De seguro usted ha asistido a alguna conferencia donde el “turno de preguntas” resulta desagradable y jocoso al mismo tiempo. Naturalmente, esto siempre y cuando usted no sea un “preguntón consuetudinario”, en cuyo caso, perdone si le ofendo. Y, por favor, no me cuestione desde ya, que usted desconoce lo que escribiré.

Antes de iniciar el discurso, ya hay personas dispuestas a participar al final del mismo, aunque no sepan de qué tratará el disertante o si estarán o no de acuerdo con lo que expontrá. Los intrépidos necios mueren si no abren la boca.

Y así los vemos nerviosos durante el acto, escribiendo en un papelito, meneando la cabeza en señal de aprobación o disgusto, comentando con el de al lado lo que se les ocurra, con una crítica envidiosa sobre lo que escuchan y ansiosos de que acabe el discurso principal para estrenar el suyo.

Y desde que el orador dice “muchas gracias”, sin terminar el aplauso de la concurrencia, nuestros protagonistas alzan la mano y la mueven como molinos para que los tomen en cuenta. Y luego, sin importarles que les hayan dado o no la oportunidad de expresarse, son los primeros que se levantan de sus asientos dizque para preguntar. Aquí empieza el martirio.

Si son hombres, previo a su perorata, se arreglan la corbata y estiran la chaqueta desde la parte de abajo, lo que no tiene lógica. Si son mujeres, acarician su pelo y les brota un cantadito argentino.

Arrancan tosiendo un poco para aclarar la voz. Felicitan al expositor, pero de inmediato lo contradicen, para que todos sepan que dominan el tema más que nadie. Y continúan un recuento de opiniones aéreas, desorganizadas, citando frases de famosos para demostrar que son intelectuales y promotores de la cultura.

Después de tres minutos manifestándose, el público los mira mal; pero ellos, en su narcisismo oratorio, no se dan cuenta y juran que están impartiendo cátedra, que son los únicos genios en el escenario Y siguen los ingratos hablando con emoción y falta de sentido común.

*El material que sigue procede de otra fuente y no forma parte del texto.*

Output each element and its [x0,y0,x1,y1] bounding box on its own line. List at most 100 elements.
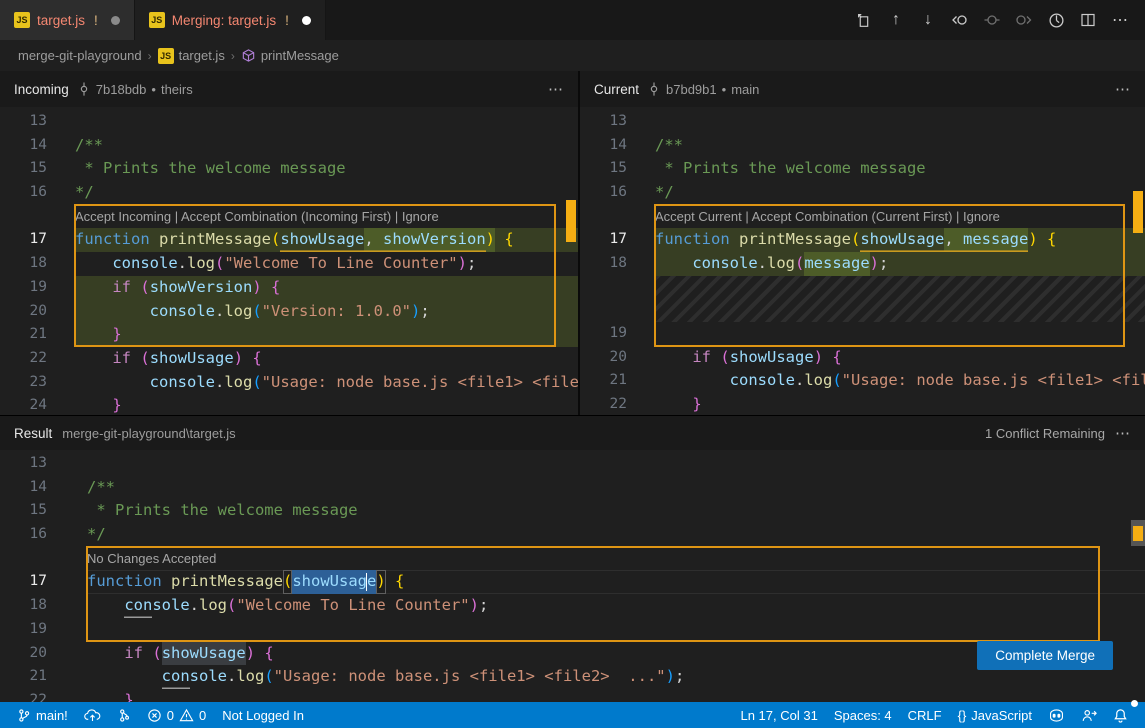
code-line[interactable]: 24 } [0,394,578,415]
code-line[interactable]: 20 if (showUsage) { [0,642,1145,666]
next-conflict-icon[interactable] [1011,7,1037,33]
code-line[interactable]: 18 console.log(message); [580,252,1145,276]
code-token: showUsage [860,228,944,252]
code-line[interactable]: 19 [580,322,1145,346]
code-line[interactable]: 14/** [0,134,578,158]
code-token: showUsage [150,347,234,371]
code-line[interactable]: 18 console.log("Welcome To Line Counter"… [0,594,1145,618]
code-line[interactable]: 21 } [0,323,578,347]
conflict-marker[interactable] [1133,191,1143,233]
code-token [655,393,692,415]
open-changes-icon[interactable] [851,7,877,33]
commit-hash: b7bd9b1 [666,82,717,97]
code-token: { [395,570,404,594]
code-line[interactable]: 21 console.log("Usage: node base.js <fil… [580,369,1145,393]
code-line[interactable]: 16*/ [0,181,578,205]
more-actions-icon[interactable]: ⋯ [1115,80,1131,98]
code-line[interactable]: 16*/ [580,181,1145,205]
more-actions-icon[interactable]: ⋯ [1107,7,1133,33]
eol-setting[interactable]: CRLF [901,702,949,728]
code-line[interactable]: 17function printMessage(showUsage, messa… [580,228,1145,252]
complete-merge-button[interactable]: Complete Merge [977,641,1113,670]
language-mode[interactable]: {} JavaScript [951,702,1039,728]
cursor-position[interactable]: Ln 17, Col 31 [733,702,824,728]
code-line[interactable]: 17function printMessage(showUsage) { [0,570,1145,594]
breadcrumb-symbol[interactable]: printMessage [241,48,339,63]
code-line[interactable]: 22 } [580,393,1145,415]
code-line[interactable]: 15 * Prints the welcome message [580,157,1145,181]
code-token: , [944,228,963,252]
code-line[interactable]: 15 * Prints the welcome message [0,157,578,181]
code-token: showUsage [730,346,814,370]
branch-status[interactable]: main! [10,702,75,728]
tab-merging-target-js[interactable]: JS Merging: target.js ! [135,0,326,40]
incoming-title: Incoming [14,82,69,97]
code-line[interactable]: Accept Current | Accept Combination (Cur… [580,205,1145,229]
code-line[interactable]: 13 [0,110,578,134]
base-icon[interactable] [979,7,1005,33]
dirty-dot-icon[interactable] [302,16,311,25]
code-line[interactable]: 15 * Prints the welcome message [0,499,1145,523]
code-line[interactable] [580,276,1145,322]
indentation-setting[interactable]: Spaces: 4 [827,702,899,728]
code-line[interactable]: 19 if (showVersion) { [0,276,578,300]
conflict-actions[interactable]: Accept Current | Accept Combination (Cur… [655,209,1000,224]
code-line[interactable]: 13 [0,452,1145,476]
more-actions-icon[interactable]: ⋯ [1115,424,1131,442]
conflict-marker[interactable] [1133,526,1143,541]
warning-count: 0 [199,708,206,723]
code-token [655,369,730,393]
feedback[interactable] [1074,702,1104,728]
code-line[interactable]: 22 if (showUsage) { [0,347,578,371]
code-line[interactable]: 23 console.log("Usage: node base.js <fil… [0,371,578,395]
conflict-actions[interactable]: No Changes Accepted [87,551,216,566]
code-line[interactable]: No Changes Accepted [0,547,1145,571]
code-line[interactable]: 21 console.log("Usage: node base.js <fil… [0,665,1145,689]
accept-merge-icon[interactable] [1043,7,1069,33]
scrollbar[interactable] [564,107,578,415]
dirty-dot-icon[interactable] [111,16,120,25]
git-graph-icon [117,708,131,723]
line-number [0,547,87,571]
source-control-graph[interactable] [110,702,138,728]
code-line[interactable]: 14/** [0,476,1145,500]
code-line[interactable]: 22 } [0,689,1145,702]
tab-target-js[interactable]: JS target.js ! [0,0,135,40]
more-actions-icon[interactable]: ⋯ [548,80,564,98]
code-line[interactable]: 13 [580,110,1145,134]
code-line[interactable]: 20 console.log("Version: 1.0.0"); [0,300,578,324]
code-line[interactable]: Accept Incoming | Accept Combination (In… [0,205,578,229]
publish-changes[interactable] [77,702,108,728]
code-token: */ [75,181,94,205]
line-number: 16 [0,523,87,547]
incoming-editor[interactable]: 1314/**15 * Prints the welcome message16… [0,107,578,415]
login-status[interactable]: Not Logged In [215,702,311,728]
previous-change-icon[interactable]: ↑ [883,7,909,33]
notifications[interactable] [1106,702,1135,728]
conflict-marker[interactable] [566,200,576,242]
code-token [131,347,140,371]
scrollbar[interactable] [1131,450,1145,702]
current-editor[interactable]: 1314/**15 * Prints the welcome message16… [580,107,1145,415]
previous-conflict-icon[interactable] [947,7,973,33]
current-title: Current [594,82,639,97]
problems-status[interactable]: 0 0 [140,702,213,728]
eol-label: CRLF [908,708,942,723]
breadcrumb-folder[interactable]: merge-git-playground [18,48,142,63]
code-line[interactable]: 18 console.log("Welcome To Line Counter"… [0,252,578,276]
code-token: if [112,347,131,371]
next-change-icon[interactable]: ↓ [915,7,941,33]
code-line[interactable]: 19 [0,618,1145,642]
split-editor-icon[interactable] [1075,7,1101,33]
code-token: ( [140,347,149,371]
result-editor[interactable]: 1314/**15 * Prints the welcome message16… [0,450,1145,702]
breadcrumb-file[interactable]: JS target.js [158,48,225,64]
code-line[interactable]: 20 if (showUsage) { [580,346,1145,370]
code-token: console [150,300,215,324]
scrollbar[interactable] [1131,107,1145,415]
code-line[interactable]: 14/** [580,134,1145,158]
copilot-status[interactable] [1041,702,1072,728]
code-line[interactable]: 16*/ [0,523,1145,547]
code-line[interactable]: 17function printMessage(showUsage, showV… [0,228,578,252]
conflict-actions[interactable]: Accept Incoming | Accept Combination (In… [75,209,439,224]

A los cinco minutos de cacareo o formulan una pregunta sin sentido o declaran, esos desvergonzados, que tomaron la palabra exclusivamente para compartir sus inquietudes con el auditorio.

Y, para colmo, nuestros parlanchines son los primeros que se burlan cuando otros hacen lo mismo: “Oye, ese tipo si dice disparates, se cree que sabe mucho”, afirman en su entorno, con risa burlona, esperando aprobación.

Por todo ello, suelo retirarme veloz del escenario cuando llega el famoso “turno de preguntas” (que realmente no buscan respuestas) el cual, hablando en serio, debería llamarse “la tanda de las miniconferencias de los insensatos”.